At these positions, find the mutant with the highest probability.
# Collect indices where a mutant is suggested over the wild-type
matches = [c1 == c2 for c1, c2 in zip(pred_seq, true_seq)]
mismatch_index = [i for i, value in enumerate(matches) if not value]
# Filter probability matrix to mismatches-only
probas_mismatch = probas_final[mismatch_index, :]
# Find index of mutant with highest likelihood
index_flat = np.argmax(probas_mismatch)
index_2d = np.unravel_index(index_flat, probas_mismatch.shape)
index_of_interest = mismatch_index[index_2d[0]]

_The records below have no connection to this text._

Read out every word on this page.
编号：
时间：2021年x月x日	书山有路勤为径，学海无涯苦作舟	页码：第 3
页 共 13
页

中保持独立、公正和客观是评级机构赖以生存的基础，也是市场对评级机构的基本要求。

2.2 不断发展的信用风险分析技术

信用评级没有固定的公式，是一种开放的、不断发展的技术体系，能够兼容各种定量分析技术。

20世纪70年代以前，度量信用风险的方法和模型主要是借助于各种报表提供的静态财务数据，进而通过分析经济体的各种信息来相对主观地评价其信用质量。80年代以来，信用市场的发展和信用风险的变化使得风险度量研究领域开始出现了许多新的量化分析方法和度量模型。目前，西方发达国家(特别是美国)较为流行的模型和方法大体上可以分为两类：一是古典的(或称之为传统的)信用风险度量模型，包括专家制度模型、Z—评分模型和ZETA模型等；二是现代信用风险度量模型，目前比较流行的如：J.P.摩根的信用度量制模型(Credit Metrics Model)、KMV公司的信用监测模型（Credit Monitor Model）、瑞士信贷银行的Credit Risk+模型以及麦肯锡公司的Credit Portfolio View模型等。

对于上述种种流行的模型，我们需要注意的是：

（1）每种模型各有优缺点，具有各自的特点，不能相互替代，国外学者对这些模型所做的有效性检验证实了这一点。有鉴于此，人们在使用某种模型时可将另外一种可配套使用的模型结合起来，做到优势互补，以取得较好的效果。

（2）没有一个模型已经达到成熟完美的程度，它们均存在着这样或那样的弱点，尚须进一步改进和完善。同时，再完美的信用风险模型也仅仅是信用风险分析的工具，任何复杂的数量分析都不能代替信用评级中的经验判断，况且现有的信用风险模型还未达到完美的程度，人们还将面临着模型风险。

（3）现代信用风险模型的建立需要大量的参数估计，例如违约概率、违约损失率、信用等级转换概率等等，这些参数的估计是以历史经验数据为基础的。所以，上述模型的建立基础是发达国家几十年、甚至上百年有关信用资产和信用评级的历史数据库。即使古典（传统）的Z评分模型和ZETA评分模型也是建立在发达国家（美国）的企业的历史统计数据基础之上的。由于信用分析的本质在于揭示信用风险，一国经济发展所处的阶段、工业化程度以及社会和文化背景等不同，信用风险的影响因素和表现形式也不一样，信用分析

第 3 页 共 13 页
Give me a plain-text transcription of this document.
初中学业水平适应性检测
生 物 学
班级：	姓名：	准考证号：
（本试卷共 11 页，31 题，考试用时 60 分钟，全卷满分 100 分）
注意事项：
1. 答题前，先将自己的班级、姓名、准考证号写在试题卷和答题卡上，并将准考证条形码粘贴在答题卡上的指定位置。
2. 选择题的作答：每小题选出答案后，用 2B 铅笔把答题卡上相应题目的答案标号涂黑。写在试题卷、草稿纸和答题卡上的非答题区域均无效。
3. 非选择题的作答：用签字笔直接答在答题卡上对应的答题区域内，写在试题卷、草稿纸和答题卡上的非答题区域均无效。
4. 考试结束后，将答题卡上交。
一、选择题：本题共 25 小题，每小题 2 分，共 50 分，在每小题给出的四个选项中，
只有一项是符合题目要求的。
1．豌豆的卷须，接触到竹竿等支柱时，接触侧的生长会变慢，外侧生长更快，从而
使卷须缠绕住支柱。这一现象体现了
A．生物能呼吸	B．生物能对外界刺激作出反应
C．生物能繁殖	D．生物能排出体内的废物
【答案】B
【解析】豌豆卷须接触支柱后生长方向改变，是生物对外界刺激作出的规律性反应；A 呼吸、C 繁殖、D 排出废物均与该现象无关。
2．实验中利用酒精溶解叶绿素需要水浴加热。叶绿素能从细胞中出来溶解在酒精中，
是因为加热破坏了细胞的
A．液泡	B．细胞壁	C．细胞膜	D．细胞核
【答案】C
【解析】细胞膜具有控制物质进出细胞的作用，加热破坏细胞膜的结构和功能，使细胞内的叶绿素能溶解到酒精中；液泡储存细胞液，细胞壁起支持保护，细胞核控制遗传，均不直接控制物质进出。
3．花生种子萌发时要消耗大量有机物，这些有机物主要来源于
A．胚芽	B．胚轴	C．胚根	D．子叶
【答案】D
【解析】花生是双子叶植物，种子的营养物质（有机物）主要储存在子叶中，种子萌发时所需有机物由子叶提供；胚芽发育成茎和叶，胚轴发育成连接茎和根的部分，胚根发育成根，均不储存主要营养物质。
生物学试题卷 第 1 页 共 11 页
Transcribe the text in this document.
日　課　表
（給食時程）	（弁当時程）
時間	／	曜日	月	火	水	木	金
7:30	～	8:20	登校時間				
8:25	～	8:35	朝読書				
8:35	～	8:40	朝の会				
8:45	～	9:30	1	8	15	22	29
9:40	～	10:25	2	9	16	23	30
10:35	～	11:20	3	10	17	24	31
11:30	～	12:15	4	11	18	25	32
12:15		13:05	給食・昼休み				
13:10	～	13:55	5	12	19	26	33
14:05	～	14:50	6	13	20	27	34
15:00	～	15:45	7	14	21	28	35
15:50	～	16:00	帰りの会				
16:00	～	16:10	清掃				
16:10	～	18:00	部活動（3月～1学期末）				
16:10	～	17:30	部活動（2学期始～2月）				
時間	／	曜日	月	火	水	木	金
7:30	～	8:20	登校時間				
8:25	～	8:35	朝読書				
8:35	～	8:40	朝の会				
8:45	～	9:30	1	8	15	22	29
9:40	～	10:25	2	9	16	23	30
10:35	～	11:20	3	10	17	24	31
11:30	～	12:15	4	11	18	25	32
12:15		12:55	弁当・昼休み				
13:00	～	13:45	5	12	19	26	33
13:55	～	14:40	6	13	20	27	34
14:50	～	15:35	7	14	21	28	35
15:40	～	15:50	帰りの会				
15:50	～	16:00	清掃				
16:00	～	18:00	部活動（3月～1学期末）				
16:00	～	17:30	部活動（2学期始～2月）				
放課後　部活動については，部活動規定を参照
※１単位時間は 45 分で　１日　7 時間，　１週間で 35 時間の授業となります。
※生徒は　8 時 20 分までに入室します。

position_of_interest = positions[index_of_interest]
print("Position:", position_of_interest)
print("Mutation:", true_seq[position_of_interest] + str(position_of_interest) + pred_seq[position_of_interest])
Position: 32
Mutation: S32G
Let’s check the probability associated to mutations at this position.
# Sort tokens by probability
token_ids_sort = sorted(enumerate(probas_final[index_of_interest]), key=lambda x: x[1], reverse=True)
tokens_sort = [(inferer.tokenizer.vocab[i], i, p) for i, p in token_ids_sort]
tokens_sort_df = pd.DataFrame(tokens_sort, columns=['Token', 'Token ID', 'Probability'])
tokens_sort_df.head()
| Token | Token ID | Probability | |
|---|---|---|---|
| 0 | G | 6 | 0.777364 |
| 1 | D | 13 | 0.053317 |
| 2 | N | 17 | 0.052636 |
| 3 | E | 9 | 0.032532 |
| 4 | S | 8 | 0.023811 |
It’s clear that for this position, the amino acid Glycine (G) has a higher likelihood than the wild-type, Serine (S). In this way, we can use ESM-2nv to design novel mutant candidates for downstream testing.
There are many ways that we can engineer candidates from ESM-2nv outputs. We can continue finding the top n single-point mutants, find the top n double- or multi-point mutants, randomly sample over the probability space generated by the input sequence, sample only within certain positions of interest (e.g. known active sites), etc. Through this process, a set of mutants can be developed for further in silico or wet lab testing.